L'accusa che gli era rimasta dentro
Falcone racconta un episodio che lo aveva ferito: “Mi ricordo (sono problemi che riguardano la mia persona, ma li richiamo soltanto perché possono essere utili per spiegare il concetto) che venni ’accusato’ di voler il pm dipendente dall'esecutivo quando in un convegno dissi che occuparsi dell'obbligatorietà dell'azione penale è sì un fatto importante, ma non è essenziale”. Quell'accusa lo aveva segnato. L'accusa di tradimento, di voler svendere l'indipendenza. E ora, davanti ai ragazzi del Gonzaga, cerca di spiegare. Di far capire che la complessità non può essere ridotta a slogan. “Perché l'obbligatorietà dell'esercizio dell'azione penale ha una valenza differente a seconda del tipo di processo penale in cui ci si muove”. E qui cita l'articolo 97 della Costituzione: il buon andamento della pubblica amministrazione.
Ed eccoci al passaggio decisivo. Quello che Gratteri ha citato non rendendosi conto di averlo frainteso di nuovo: “Indipendenza ed autonomia, se per un verso devono essere strettamente legate all'efficienza dell'azione della magistratura, dall'altro non significano affatto separatezza dalle altre funzioni dello Stato. Io credo che prima o poi si riconoscerà che non è possibile una meccanicistica separatezza perché ciò determina grossi problemi di funzionamento e di raccordo”. Di quale separatezza sta parlando Falcone? Di quella tra giudice e pm? No. Sta parlando della separatezza tra magistratura e altri poteri dello Stato. Sta dicendo che una magistratura chiusa in se stessa come corpo separato crea più problemi di quanti ne risolva. Non a caso, quando qualche studente gli porrà delle domande, Falcone citerà la proposta di Calamandrei, il quale poneva il problema di regolamentare il raccordo con gli altri poteri dello Stato.

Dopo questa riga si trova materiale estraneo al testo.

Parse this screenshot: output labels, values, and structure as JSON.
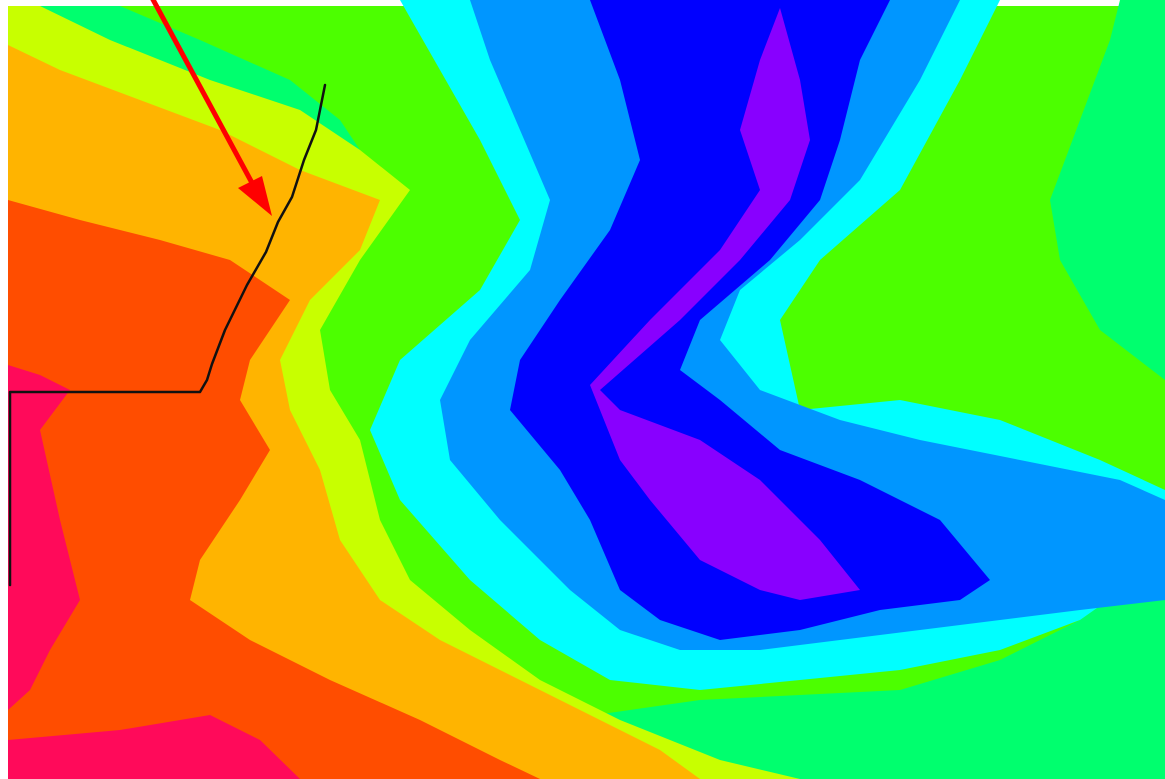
{
  "map": {
    "type": "filled-contour-map",
    "title": "",
    "legend": "none",
    "axes": "none",
    "background_color": "#ffffff",
    "color_bands": [
      {
        "level": 0,
        "name": "crimson",
        "color": "#ff0a5a"
      },
      {
        "level": 1,
        "name": "red-orange",
        "color": "#ff4d00"
      },
      {
        "level": 2,
        "name": "orange",
        "color": "#ffb400"
      },
      {
        "level": 3,
        "name": "yellow-green",
        "color": "#c8ff00"
      },
      {
        "level": 4,
        "name": "green",
        "color": "#4cff00"
      },
      {
        "level": 5,
        "name": "spring-green",
        "color": "#00ff6e"
      },
      {
        "level": 6,
        "name": "cyan",
        "color": "#00ffff"
      },
      {
        "level": 7,
        "name": "azure",
        "color": "#0096ff"
      },
      {
        "level": 8,
        "name": "blue",
        "color": "#0000ff"
      },
      {
        "level": 9,
        "name": "violet",
        "color": "#8800ff"
      }
    ],
    "trace_line": {
      "color": "#111111"
    },
    "annotation_arrow": {
      "color": "#ff0000"
    }
  }
}
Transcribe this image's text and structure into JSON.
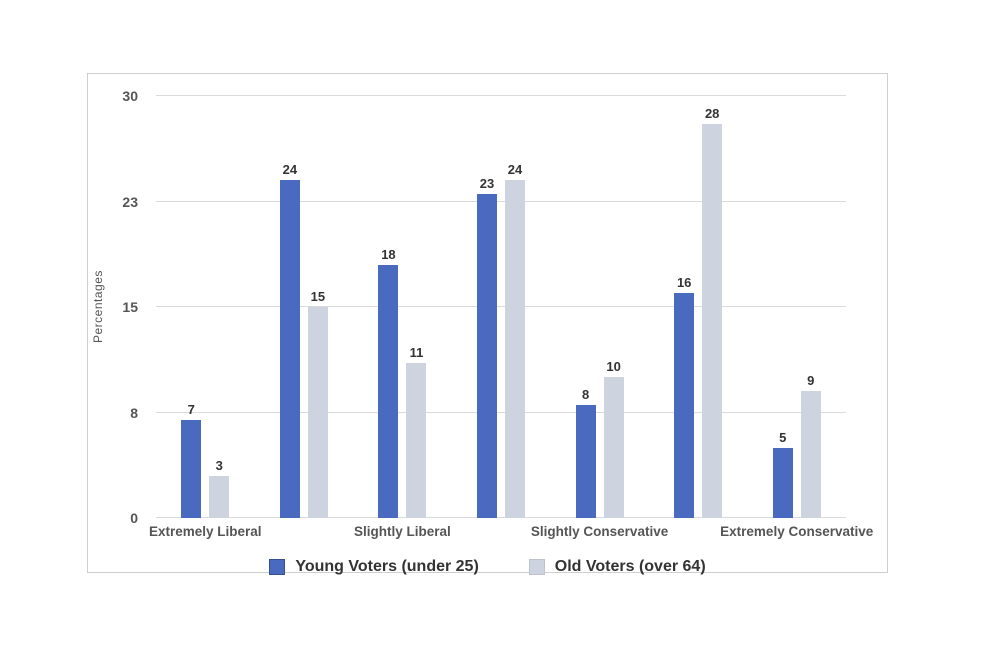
{
  "chart_data": {
    "type": "bar",
    "title": "",
    "ylabel": "Percentages",
    "xlabel": "",
    "ylim": [
      0,
      30
    ],
    "grid": true,
    "legend_position": "bottom",
    "yticks": [
      {
        "value": 0,
        "label": "0"
      },
      {
        "value": 7.5,
        "label": "8"
      },
      {
        "value": 15,
        "label": "15"
      },
      {
        "value": 22.5,
        "label": "23"
      },
      {
        "value": 30,
        "label": "30"
      }
    ],
    "categories": [
      "Extremely Liberal",
      "",
      "Slightly Liberal",
      "",
      "Slightly Conservative",
      "",
      "Extremely Conservative"
    ],
    "series": [
      {
        "name": "Young Voters (under 25)",
        "color": "#4a6abf",
        "values": [
          7,
          24,
          18,
          23,
          8,
          16,
          5
        ]
      },
      {
        "name": "Old Voters (over 64)",
        "color": "#ced3e0",
        "values": [
          3,
          15,
          11,
          24,
          10,
          28,
          9
        ]
      }
    ]
  },
  "colors": {
    "gridline": "#dadada",
    "frame_border": "#cfcfcf",
    "tick_text": "#555555",
    "value_text": "#333333",
    "legend_text": "#333333",
    "background": "#ffffff"
  }
}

Ascoltandolo si capisce la statura di Falcone. Per lui non esistevano dogmi, ma equilibri. Chissà cosa avrebbe detto nel secondo incontro, quello conclusivo. Non lo sapremo mai. Ma possiamo ascoltare quello che disse il primo giorno. E capire che tradirlo, oggi, significa citarlo a pezzi per fargli dire l'opposto di quello che pensava. Ma forse, come ha ben spiegato Luciano Capone su Il Foglio, è arrivata l'ora di lasciare in pace sia lui che Borsellino dalla battaglia referendaria. Sappiamo cosa pensavano all'epoca (non certamente come le argomentazioni del fronte del no), ma non potremo mai sapere cosa ne avrebbero pensato oggi.